F = P[((1 + r)^n - 1) / r]

...where F, P, r, and n are, respectively,
• The Future balance (i.e., accumulated amount) of the investment after n periods;
• The amount of each periodic Payment (investment) into the fund;
• The interest Rate or yield per period; and
• The Number of periods.

Since the payments into the fund are intended to be monthly, r will need to be expressed as a monthly rate. In your given scenario r = 0.05 / 12 = .00416••••. Similarly, be sure to state n consistently (# of months, if the investments are made monthly).

To illustrate its use, if you were to sink 350 each month into a fund earning 5% per annum, for 3 years, immediately following the final investment you'd have a total of

350 x ((1.00416•••^36 - 1) / 0.00416•••) ≈ 13,564.

Now for the "yeah, but"s...

• One requirement for the model to be perfectly accurate is that the rate or yield never varies. If it does (as would be typical with a bond fund) your mileage will vary; more or less depending on the volatility and timing of the yield changes.

• The model doesn't take into account changes in the value of your accumulated fund triggered by changes in the portfolio's value itself. The bonds making up the portfolio will change in value (the value of fixed income instruments moves inversely to market interest rates).

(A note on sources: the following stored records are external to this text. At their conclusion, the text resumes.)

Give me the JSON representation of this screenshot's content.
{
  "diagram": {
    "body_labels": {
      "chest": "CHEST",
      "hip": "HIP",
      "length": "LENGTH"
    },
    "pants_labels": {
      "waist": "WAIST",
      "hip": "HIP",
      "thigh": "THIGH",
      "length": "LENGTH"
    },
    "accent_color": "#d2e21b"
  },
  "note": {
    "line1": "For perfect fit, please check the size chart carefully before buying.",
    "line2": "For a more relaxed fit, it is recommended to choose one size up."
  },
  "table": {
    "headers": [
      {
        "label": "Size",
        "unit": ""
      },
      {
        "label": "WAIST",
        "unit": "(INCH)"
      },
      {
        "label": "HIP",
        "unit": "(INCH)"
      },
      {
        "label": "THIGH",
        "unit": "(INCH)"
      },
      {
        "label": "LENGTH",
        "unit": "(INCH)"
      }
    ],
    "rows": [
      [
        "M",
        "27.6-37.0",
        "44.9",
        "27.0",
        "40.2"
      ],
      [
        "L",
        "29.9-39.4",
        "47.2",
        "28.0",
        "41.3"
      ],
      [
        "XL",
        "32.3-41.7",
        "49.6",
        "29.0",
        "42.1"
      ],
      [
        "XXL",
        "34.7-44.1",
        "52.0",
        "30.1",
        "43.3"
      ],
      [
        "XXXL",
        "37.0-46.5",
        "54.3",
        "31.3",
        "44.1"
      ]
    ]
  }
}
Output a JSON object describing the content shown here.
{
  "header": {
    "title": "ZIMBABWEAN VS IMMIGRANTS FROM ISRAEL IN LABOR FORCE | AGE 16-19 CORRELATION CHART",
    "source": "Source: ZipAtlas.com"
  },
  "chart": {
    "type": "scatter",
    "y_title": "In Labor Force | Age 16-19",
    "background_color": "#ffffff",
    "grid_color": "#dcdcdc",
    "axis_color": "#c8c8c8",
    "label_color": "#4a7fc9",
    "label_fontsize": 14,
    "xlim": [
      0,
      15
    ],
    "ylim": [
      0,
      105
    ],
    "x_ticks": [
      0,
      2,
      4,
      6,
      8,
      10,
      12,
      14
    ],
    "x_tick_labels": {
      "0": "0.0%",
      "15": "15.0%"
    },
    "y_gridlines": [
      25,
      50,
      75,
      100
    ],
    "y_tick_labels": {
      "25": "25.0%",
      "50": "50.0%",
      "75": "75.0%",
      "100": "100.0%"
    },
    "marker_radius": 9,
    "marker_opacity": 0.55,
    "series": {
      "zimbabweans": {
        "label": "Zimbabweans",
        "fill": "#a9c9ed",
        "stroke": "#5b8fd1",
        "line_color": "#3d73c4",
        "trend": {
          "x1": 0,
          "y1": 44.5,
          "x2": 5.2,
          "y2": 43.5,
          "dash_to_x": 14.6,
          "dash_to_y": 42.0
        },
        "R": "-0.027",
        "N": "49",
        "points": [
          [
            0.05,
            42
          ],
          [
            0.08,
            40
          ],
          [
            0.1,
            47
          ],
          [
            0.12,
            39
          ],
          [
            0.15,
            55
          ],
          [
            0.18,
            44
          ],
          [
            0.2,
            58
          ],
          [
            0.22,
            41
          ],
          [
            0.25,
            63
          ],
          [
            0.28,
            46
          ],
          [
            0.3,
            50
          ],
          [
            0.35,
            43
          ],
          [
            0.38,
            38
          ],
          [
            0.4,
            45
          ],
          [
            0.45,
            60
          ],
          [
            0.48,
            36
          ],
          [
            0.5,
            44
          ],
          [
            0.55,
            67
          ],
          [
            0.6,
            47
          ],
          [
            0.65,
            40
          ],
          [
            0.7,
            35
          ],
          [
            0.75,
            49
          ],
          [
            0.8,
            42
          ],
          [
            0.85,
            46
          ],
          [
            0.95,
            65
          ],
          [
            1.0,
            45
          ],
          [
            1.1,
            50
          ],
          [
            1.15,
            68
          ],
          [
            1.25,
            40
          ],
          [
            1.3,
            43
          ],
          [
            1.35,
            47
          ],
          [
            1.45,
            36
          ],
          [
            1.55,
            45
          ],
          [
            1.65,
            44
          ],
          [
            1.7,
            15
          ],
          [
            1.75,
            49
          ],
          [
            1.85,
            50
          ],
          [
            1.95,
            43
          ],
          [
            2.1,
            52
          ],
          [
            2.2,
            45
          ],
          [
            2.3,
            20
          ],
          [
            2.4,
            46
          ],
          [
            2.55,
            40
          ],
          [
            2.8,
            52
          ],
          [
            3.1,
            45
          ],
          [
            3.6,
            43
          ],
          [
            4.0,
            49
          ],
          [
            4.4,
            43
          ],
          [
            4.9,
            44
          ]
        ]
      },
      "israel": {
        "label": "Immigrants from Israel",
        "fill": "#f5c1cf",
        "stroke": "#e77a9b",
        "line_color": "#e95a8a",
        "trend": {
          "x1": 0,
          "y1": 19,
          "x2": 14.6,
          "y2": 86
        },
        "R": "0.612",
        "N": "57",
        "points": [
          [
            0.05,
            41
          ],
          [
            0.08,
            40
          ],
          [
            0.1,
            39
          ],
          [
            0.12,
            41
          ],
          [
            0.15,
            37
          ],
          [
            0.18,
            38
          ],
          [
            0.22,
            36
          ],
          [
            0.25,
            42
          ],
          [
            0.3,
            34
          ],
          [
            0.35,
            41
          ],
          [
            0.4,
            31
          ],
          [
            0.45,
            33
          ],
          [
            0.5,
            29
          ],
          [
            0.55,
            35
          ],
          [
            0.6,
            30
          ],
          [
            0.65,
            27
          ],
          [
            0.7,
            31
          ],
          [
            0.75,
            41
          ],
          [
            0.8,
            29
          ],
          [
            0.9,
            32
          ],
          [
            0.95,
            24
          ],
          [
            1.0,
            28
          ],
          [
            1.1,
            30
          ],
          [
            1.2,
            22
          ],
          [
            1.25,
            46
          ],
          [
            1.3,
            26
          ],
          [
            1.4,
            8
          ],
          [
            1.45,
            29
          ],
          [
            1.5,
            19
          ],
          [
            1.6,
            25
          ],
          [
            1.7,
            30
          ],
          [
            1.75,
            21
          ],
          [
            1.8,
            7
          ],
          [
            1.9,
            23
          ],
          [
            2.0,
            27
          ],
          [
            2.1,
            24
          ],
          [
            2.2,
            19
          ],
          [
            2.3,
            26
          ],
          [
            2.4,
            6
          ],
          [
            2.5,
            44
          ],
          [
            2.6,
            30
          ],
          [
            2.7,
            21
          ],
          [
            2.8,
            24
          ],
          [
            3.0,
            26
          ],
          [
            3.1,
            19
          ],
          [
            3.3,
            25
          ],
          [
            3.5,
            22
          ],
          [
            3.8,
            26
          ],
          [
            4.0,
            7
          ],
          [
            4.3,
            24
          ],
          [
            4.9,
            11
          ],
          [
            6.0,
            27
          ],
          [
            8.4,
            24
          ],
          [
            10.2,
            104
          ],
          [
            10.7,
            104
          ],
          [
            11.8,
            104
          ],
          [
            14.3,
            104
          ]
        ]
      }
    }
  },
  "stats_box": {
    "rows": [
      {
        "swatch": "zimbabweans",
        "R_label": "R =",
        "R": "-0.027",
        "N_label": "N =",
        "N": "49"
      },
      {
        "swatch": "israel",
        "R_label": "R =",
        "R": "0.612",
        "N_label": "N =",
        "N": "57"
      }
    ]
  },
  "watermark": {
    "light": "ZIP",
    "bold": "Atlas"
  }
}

• The model also assumes that the investments are made at the end of each period (month, in this case), The practical import of this issue is that the result F would be the fund's amount immediately after the last investment.

• Taxes are not taken into account. The after-tax balance in the fund (the amount that really matters, after all) will depend on the composition of the portfolio (taxable bonds vs. tax-free munis), and other tax issues specific to your situation which might apply.

Not to scare you off of the model; despite these caveats it'll do a decent job of giving you a rough idea of your accumulated fund balance after n months. Just be aware of the built-in assumptions, in the event that a laser-accurate number is ever required in the future.

Hope that helps a bit, and congrats on the new gig!